Key Takeaways:
- Fire insurance is property insurance that provides additional coverage for loss or damage to a structure damaged or destroyed in a fire.
- Fire insurance may be capped at a rate that is less than the cost of the losses accrued, necessitating a separate fire insurance policy.
- The policy pays the policyholder back on either a replacement-cost basis or an actual cash value basis for damages.
- Although some homeowners insurance policies include fire coverage, they may not be extensive enough for some homeowners.s
How Fire Insurance Works
Homeowners insurance provides policyholders with coverage against loss and/or damage to their homes and possessions, also referred to as insured property. This is a blanket term used to describe both the interior and exterior of the home as well as any assets that are kept on the property itself. Policies may also cover injuries someone sustains while on the property.
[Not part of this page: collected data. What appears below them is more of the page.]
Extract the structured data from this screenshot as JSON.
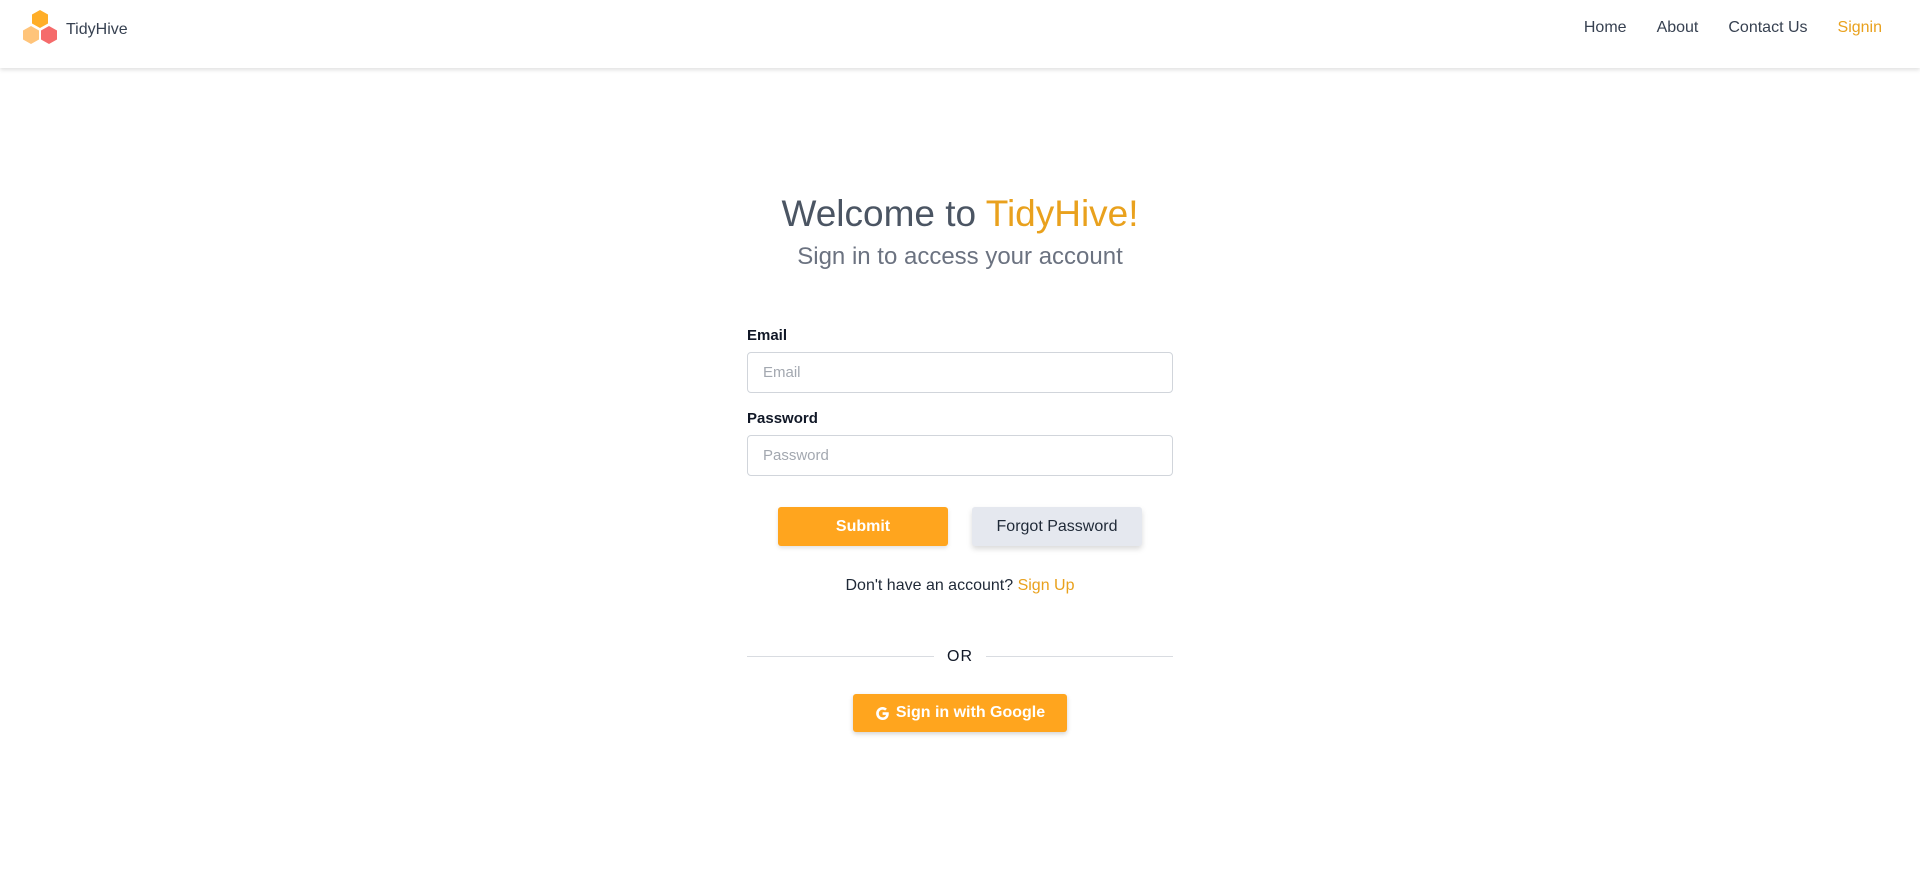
{
  "header": {
    "brand_name": "TidyHive",
    "logo_icon": "honeycomb-logo-icon",
    "nav": [
      {
        "label": "Home"
      },
      {
        "label": "About"
      },
      {
        "label": "Contact Us"
      },
      {
        "label": "Signin",
        "active": true
      }
    ]
  },
  "main": {
    "welcome_prefix": "Welcome to ",
    "welcome_brand": "TidyHive!",
    "subtitle": "Sign in to access your account",
    "form": {
      "email": {
        "label": "Email",
        "placeholder": "Email",
        "value": ""
      },
      "password": {
        "label": "Password",
        "placeholder": "Password",
        "value": ""
      },
      "submit_label": "Submit",
      "forgot_label": "Forgot Password"
    },
    "signup_prompt": "Don't have an account? ",
    "signup_link": "Sign Up",
    "divider_text": "OR",
    "google_label": "Sign in with Google",
    "google_icon": "google-g-icon"
  },
  "colors": {
    "accent": "#ffa51e",
    "accent_text": "#e9a11d",
    "secondary_button": "#e5e8ef",
    "logo_orange": "#ffae28",
    "logo_peach": "#ffc47a",
    "logo_red": "#f56b6b"
  }
}
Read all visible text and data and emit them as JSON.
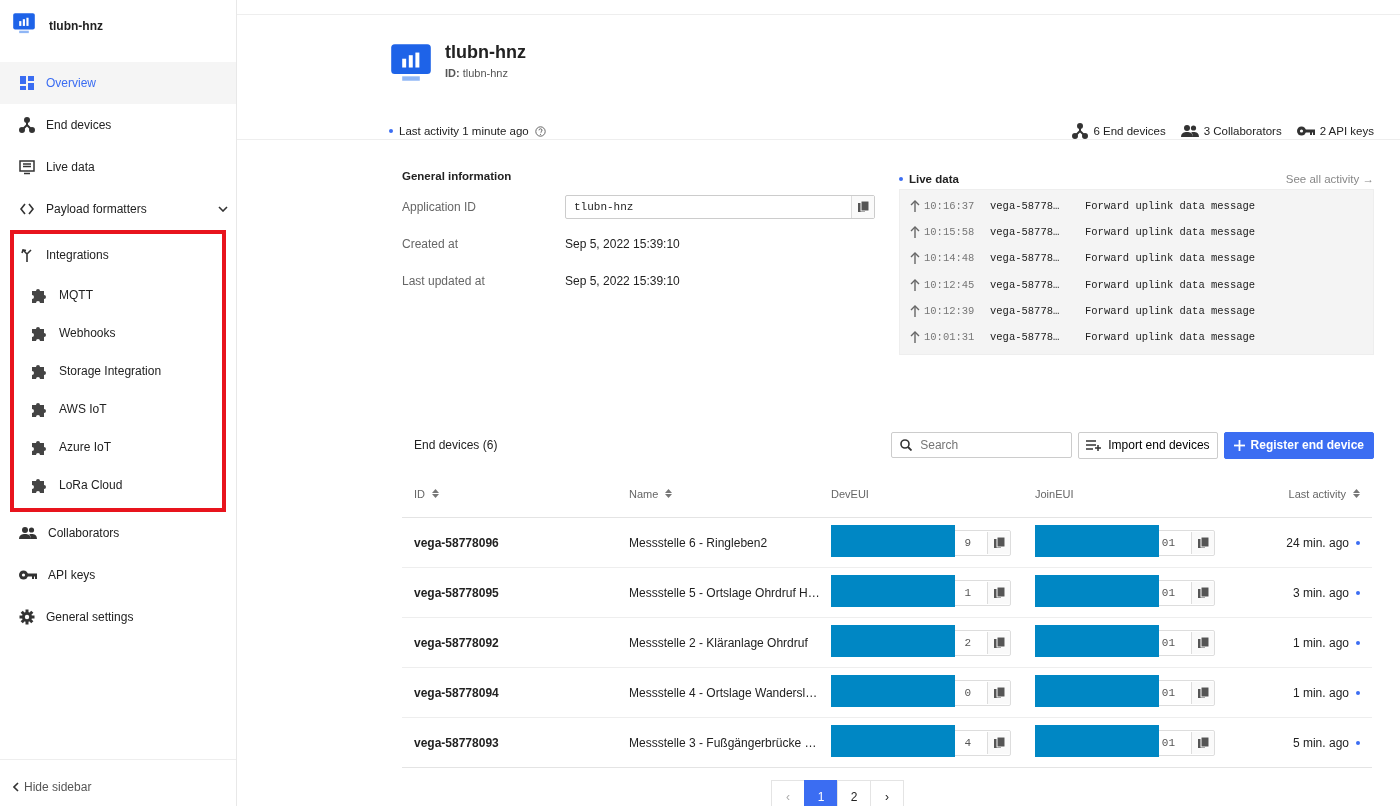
{
  "sidebar": {
    "app_name": "tlubn-hnz",
    "items": [
      {
        "label": "Overview",
        "selected": true
      },
      {
        "label": "End devices",
        "selected": false
      },
      {
        "label": "Live data",
        "selected": false
      },
      {
        "label": "Payload formatters",
        "selected": false,
        "expanded": false
      },
      {
        "label": "Integrations",
        "selected": false,
        "highlighted": true,
        "children": [
          {
            "label": "MQTT",
            "selected": false
          },
          {
            "label": "Webhooks",
            "selected": false
          },
          {
            "label": "Storage Integration",
            "selected": false
          },
          {
            "label": "AWS IoT",
            "selected": false
          },
          {
            "label": "Azure IoT",
            "selected": false
          },
          {
            "label": "LoRa Cloud",
            "selected": false
          }
        ]
      },
      {
        "label": "Collaborators",
        "selected": false
      },
      {
        "label": "API keys",
        "selected": false
      },
      {
        "label": "General settings",
        "selected": false
      }
    ],
    "hide_sidebar": "Hide sidebar"
  },
  "header": {
    "title": "tlubn-hnz",
    "id_label": "ID:",
    "id_value": "tlubn-hnz",
    "last_activity": "Last activity 1 minute ago",
    "stats": [
      "6 End devices",
      "3 Collaborators",
      "2 API keys"
    ]
  },
  "general_information": {
    "title": "General information",
    "fields": [
      {
        "label": "Application ID",
        "value": "tlubn-hnz",
        "kind": "copy"
      },
      {
        "label": "Created at",
        "value": "Sep 5, 2022 15:39:10",
        "kind": "text"
      },
      {
        "label": "Last updated at",
        "value": "Sep 5, 2022 15:39:10",
        "kind": "text"
      }
    ]
  },
  "live_data": {
    "title": "Live data",
    "link": "See all activity →",
    "events": [
      {
        "time": "10:16:37",
        "device": "vega-58778…",
        "message": "Forward uplink data message"
      },
      {
        "time": "10:15:58",
        "device": "vega-58778…",
        "message": "Forward uplink data message"
      },
      {
        "time": "10:14:48",
        "device": "vega-58778…",
        "message": "Forward uplink data message"
      },
      {
        "time": "10:12:45",
        "device": "vega-58778…",
        "message": "Forward uplink data message"
      },
      {
        "time": "10:12:39",
        "device": "vega-58778…",
        "message": "Forward uplink data message"
      },
      {
        "time": "10:01:31",
        "device": "vega-58778…",
        "message": "Forward uplink data message"
      }
    ]
  },
  "end_devices": {
    "title": "End devices (6)",
    "search_placeholder": "Search",
    "import_button": "Import end devices",
    "register_button": "Register end device",
    "columns": [
      {
        "label": "ID",
        "sortable": true
      },
      {
        "label": "Name",
        "sortable": true
      },
      {
        "label": "DevEUI",
        "sortable": false
      },
      {
        "label": "JoinEUI",
        "sortable": false
      },
      {
        "label": "Last activity",
        "sortable": true
      }
    ],
    "rows": [
      {
        "id": "vega-58778096",
        "name": "Messstelle 6 - Ringleben2",
        "dev_eui": "9",
        "join_eui": "01",
        "last_activity": "24 min. ago"
      },
      {
        "id": "vega-58778095",
        "name": "Messstelle 5 - Ortslage Ohrdruf H…",
        "dev_eui": "1",
        "join_eui": "01",
        "last_activity": "3 min. ago"
      },
      {
        "id": "vega-58778092",
        "name": "Messstelle 2 - Kläranlage Ohrdruf",
        "dev_eui": "2",
        "join_eui": "01",
        "last_activity": "1 min. ago"
      },
      {
        "id": "vega-58778094",
        "name": "Messstelle 4 - Ortslage Wandersl…",
        "dev_eui": "0",
        "join_eui": "01",
        "last_activity": "1 min. ago"
      },
      {
        "id": "vega-58778093",
        "name": "Messstelle 3 - Fußgängerbrücke …",
        "dev_eui": "4",
        "join_eui": "01",
        "last_activity": "5 min. ago"
      }
    ]
  },
  "pagination": {
    "previous": "‹",
    "next": "›",
    "pages": [
      {
        "label": "1",
        "selected": true
      },
      {
        "label": "2",
        "selected": false
      }
    ]
  }
}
If you have a mortgage, there's a very good chance that your lender won't advance your loan if your property isn't covered. Even if it isn't a requirement, it's a good idea to protect yourself. There are additional forms of coverage you can purchase including fire insurance.
Fire insurance covers a policyholder against fire loss or damage from a number of sources. These include fires brought about by electricity, such as faulty wiring and gas explosions, as well as those caused by lightning and natural disasters. A burst and overflowing water tank or pipes may also be covered by the policy.